1

I have a large json data file with 3.7gb. Iam going to load the json file to dataframe and delete unused columns than convert it to csv and load to sql. ram is 40gb My json file structure

{"a":"Ho Chi Minh City, Vietnam","gender":"female","t":"841675194476","id":"100012998502085","n":"Lee Mến"}
{"t":"84945474479","id":"100012998505399","n":"Hoàng Giagia"}
{"t":"841679770421","id":"100012998505466","n":"Thoại Mỹ"}

I try to load data but it fails because of out of memory

data_phone=[]
with open('data.json', 'r', encoding="UTF-8") as f:
    numbers = ijson.items(f, 't',multiple_values=True)
    for num in numbers :
        data_phone.append(num)

It shows errors

Out of memory

I try another way

import json fb_data={} i=1

with open('output.csv', 'w') as csv_file:
    with open("Vietnam_Facebook_Scrape.json", encoding="UTF-8") as json_file:
        for line in json_file:
            data = json.loads(line)
            try:
                csv_file.write('; '.join([str(i),"/",data["t"],data["fbid"]]))
            except:
                pass

Then I convert from csv to sql, it still show error "MemoryError:"

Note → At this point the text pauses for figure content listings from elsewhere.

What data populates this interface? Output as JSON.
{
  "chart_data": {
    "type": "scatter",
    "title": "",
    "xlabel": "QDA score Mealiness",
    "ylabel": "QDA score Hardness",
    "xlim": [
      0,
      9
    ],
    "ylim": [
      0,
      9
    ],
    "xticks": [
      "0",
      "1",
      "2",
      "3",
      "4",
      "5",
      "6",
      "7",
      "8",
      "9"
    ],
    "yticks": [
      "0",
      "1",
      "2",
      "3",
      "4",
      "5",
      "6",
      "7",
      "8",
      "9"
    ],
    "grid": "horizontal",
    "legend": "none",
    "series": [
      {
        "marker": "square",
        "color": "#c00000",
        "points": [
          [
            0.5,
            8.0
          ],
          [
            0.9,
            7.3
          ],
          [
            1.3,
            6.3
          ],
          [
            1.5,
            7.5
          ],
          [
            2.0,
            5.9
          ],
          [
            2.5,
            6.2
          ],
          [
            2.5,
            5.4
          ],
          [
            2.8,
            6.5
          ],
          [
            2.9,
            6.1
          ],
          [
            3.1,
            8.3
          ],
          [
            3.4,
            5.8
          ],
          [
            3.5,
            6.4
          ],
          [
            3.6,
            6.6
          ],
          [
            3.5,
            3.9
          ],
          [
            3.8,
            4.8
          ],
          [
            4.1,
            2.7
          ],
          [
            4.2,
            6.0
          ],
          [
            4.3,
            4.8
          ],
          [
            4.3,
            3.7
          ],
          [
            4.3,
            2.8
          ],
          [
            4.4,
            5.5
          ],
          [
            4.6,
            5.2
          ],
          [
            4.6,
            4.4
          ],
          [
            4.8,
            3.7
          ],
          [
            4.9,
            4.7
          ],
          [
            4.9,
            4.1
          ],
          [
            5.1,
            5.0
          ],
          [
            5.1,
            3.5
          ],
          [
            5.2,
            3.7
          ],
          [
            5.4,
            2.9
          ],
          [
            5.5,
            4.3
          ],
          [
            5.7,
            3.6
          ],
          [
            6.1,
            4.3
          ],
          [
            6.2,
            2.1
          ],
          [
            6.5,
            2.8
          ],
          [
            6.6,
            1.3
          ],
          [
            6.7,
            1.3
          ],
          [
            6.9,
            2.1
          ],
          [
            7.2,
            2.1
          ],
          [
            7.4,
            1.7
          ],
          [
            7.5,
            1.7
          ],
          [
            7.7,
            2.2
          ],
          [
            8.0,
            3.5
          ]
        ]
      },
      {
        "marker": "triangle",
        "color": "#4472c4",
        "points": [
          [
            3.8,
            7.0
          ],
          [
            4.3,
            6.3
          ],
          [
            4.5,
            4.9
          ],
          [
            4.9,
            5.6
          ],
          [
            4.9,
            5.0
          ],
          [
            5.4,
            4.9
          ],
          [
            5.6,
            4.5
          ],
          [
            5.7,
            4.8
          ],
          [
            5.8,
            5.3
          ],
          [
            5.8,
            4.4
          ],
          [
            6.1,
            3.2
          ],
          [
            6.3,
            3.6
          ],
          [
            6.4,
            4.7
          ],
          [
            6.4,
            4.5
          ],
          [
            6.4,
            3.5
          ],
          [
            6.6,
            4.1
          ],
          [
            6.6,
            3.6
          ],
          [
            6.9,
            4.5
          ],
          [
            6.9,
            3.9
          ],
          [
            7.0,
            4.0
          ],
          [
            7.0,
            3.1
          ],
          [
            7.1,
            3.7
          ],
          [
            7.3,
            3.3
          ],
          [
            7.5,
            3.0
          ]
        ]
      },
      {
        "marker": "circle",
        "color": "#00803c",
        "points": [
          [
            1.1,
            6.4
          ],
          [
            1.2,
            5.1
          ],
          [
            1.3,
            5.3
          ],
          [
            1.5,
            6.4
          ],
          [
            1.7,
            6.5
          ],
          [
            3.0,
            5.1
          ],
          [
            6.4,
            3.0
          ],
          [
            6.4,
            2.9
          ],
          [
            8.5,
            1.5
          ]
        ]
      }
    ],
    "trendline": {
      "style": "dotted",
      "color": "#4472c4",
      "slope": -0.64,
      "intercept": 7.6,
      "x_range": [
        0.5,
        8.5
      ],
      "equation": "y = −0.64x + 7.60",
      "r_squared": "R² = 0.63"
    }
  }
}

con = db.connect("fbproject.db")
cur = con.cursor()
with open('output.csv', 'r',encoding="UTF-8") as csv_file:
    for item in csv_file:
        cur.execute('insert into fbdata values (?)', (item,))
con.commit()
con.close()

Thanks for reading

  • ijson exists for precisely this purpose, but it would be easier to help you if you showed us the format of your json data – joao Feb 06 '21 at 17:04
  • Why do you need to create the list and the data frame at all? – juanpa.arrivillaga Feb 06 '21 at 17:06
  • @joao I just update my data structure. I can handle the same issue with a json file has 500mb, but the large file is 3.7gb, it show error – Dinh Truong Anh Phuong Feb 06 '21 at 17:31
  • @juanpa.arrivillaga my final purpose is load data to django. Step1 read json file, Step 2 load to dataframe, Step 3 save file as a csv, Step 4 load csv to sql, Step 5 load data to django to search – Dinh Truong Anh Phuong Feb 06 '21 at 17:33
  • 2
    @DinhTruongAnhPhuong that isn't answering my question. Why does it need to be a dataframe or a list? You are trying to ultimately write a csv file. Just create the csv file as you iterate over the json. – juanpa.arrivillaga Feb 06 '21 at 17:44

1 Answers1

3

Your proposal is:

  • Step 1 read json file
  • Step 2 load to dataframe
  • Step 3 save file as a csv
  • Step 4 load csv to sql
  • Step 5 load data to django to search

The problem with your second example is that you still use global lists (data_phone, data_name), which grow over time.

Here's what you should try, for huge files:

  • Step 1 read json
    • line by line
    • do not save any data into a global list
    • write data directly into SQL
  • Step 2 Add indexes to your database
  • Step 3 use SQL from django

You don't need to write anything to CSV. If you really want to, you could simply write the file line by line:

import json
with open('output.csv', 'w') as csv_file:
    with open("Vietnam_Facebook_Scrape.json", encoding="UTF-8") as json_file:
        for line in json_file:
            data = json.loads(line)
            csv_file.write(';'.join([data['id'], data['t']]))

Here's a question which might help you (Python and SQLite: insert into table), in order to write to a database row by row.

If you want to use your CSV instead, be sure that the program you use to convert CSV to SQL doesn't read the whole file but parse it line by line or in batch.

Eric Duminil
  • 52,989
  • 9
  • 71
  • 124